The treasury accepted the proposal, and a royal commission proceeded to the West Indies in December 1896, and reported a few months later in 1897. Only one commissioner, however, denounced the bounties as the real cause of the utter breakdown of trade and of the grievous distress which all three had witnessed

  1. Lucan iii. 237; Seneca, Epist. 84; Pliny, H.N. xii. 8 (who supposes that sugar was produced in Arabia as well as in India); Peripl. mar. Efyth. § 14; Dioscorides ii. IO4. The view, often repeated, that the saccharum of the ancients is the hydrate of silica, sometimes found in bamboos and known in Arabian medicine as tabdshïr, is refuted by Yule, Anglo-Indian Glossary, p. 654 see also Nat. et extr. des MSS. de la bibl. nat. xxv. 267 seq.

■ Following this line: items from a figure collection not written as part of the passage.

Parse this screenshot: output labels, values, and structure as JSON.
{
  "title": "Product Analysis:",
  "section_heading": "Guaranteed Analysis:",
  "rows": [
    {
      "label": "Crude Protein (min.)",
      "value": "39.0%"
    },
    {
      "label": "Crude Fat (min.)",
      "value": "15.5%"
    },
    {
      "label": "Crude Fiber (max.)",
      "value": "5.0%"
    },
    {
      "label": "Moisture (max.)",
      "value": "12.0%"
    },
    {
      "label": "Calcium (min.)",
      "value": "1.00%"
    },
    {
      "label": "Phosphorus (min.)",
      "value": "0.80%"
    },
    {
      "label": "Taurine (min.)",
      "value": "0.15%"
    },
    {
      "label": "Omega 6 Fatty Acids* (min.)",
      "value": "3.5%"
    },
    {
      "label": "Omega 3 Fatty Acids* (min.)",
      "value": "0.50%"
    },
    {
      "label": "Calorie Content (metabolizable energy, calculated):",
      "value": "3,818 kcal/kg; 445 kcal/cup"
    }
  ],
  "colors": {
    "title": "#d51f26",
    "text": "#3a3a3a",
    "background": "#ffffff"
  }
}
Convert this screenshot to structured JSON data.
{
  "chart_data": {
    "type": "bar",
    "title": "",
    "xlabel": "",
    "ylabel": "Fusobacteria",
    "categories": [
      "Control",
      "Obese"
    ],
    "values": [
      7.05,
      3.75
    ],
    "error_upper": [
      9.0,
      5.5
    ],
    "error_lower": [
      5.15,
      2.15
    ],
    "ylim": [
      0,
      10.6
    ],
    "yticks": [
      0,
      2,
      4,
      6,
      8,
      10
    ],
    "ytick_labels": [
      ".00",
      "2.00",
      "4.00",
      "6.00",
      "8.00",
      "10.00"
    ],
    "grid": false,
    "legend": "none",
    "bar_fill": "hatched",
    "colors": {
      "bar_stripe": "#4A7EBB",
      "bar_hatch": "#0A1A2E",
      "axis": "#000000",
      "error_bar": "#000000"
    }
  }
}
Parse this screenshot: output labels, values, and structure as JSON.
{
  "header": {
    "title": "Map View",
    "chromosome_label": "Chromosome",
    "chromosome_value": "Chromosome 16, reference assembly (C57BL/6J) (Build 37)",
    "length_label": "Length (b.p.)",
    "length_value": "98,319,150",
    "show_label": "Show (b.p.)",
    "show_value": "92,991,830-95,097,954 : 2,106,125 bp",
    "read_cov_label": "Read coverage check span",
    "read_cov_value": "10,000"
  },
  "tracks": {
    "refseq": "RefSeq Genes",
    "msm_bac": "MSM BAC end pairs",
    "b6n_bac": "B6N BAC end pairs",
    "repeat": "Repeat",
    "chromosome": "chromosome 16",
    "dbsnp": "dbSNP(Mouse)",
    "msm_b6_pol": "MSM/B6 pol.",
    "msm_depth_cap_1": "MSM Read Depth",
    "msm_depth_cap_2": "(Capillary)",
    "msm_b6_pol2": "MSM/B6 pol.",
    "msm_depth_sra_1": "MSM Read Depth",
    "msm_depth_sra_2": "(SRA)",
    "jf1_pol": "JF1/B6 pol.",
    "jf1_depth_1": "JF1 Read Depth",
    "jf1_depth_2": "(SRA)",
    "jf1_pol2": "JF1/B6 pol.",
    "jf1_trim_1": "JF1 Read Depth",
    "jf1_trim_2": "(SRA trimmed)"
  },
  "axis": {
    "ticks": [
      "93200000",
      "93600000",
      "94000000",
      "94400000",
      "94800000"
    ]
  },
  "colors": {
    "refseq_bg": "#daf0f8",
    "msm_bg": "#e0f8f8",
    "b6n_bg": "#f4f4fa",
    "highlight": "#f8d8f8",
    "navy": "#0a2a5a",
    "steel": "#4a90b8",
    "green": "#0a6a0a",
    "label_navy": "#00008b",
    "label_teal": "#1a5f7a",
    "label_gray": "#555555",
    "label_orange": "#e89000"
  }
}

  2. Marco Polo, ed. Yule, ii. 208, 212. In the middle ages the best sugar came from Egypt (Kazwini i. 262), and in India coarse sugar is still called Chinese and fine sugar Cairene or Egyptian.
  3. So the Armenian Geography ascribed to Moses of Chorene (q.v. for the date of the work); St Martin, Mém. sur l’Arménie, ii. 372.
  4. Iṣṭakhrī p. 91; Yākūt ii. 497. Thaʽālibī, a writer of the 11th century, says that Askar-Mokram had no equal for the quality and quantity of its sugar, “notwithstanding the great reduction of ʽIräk, Jorjān and India.“ It used to pay 50,000 ℔ of sugar to the sultan in annual tribute (Laṭāif, p. 107). The names of sugar in modern European languages are derived through the Arabic from the Persian shakar.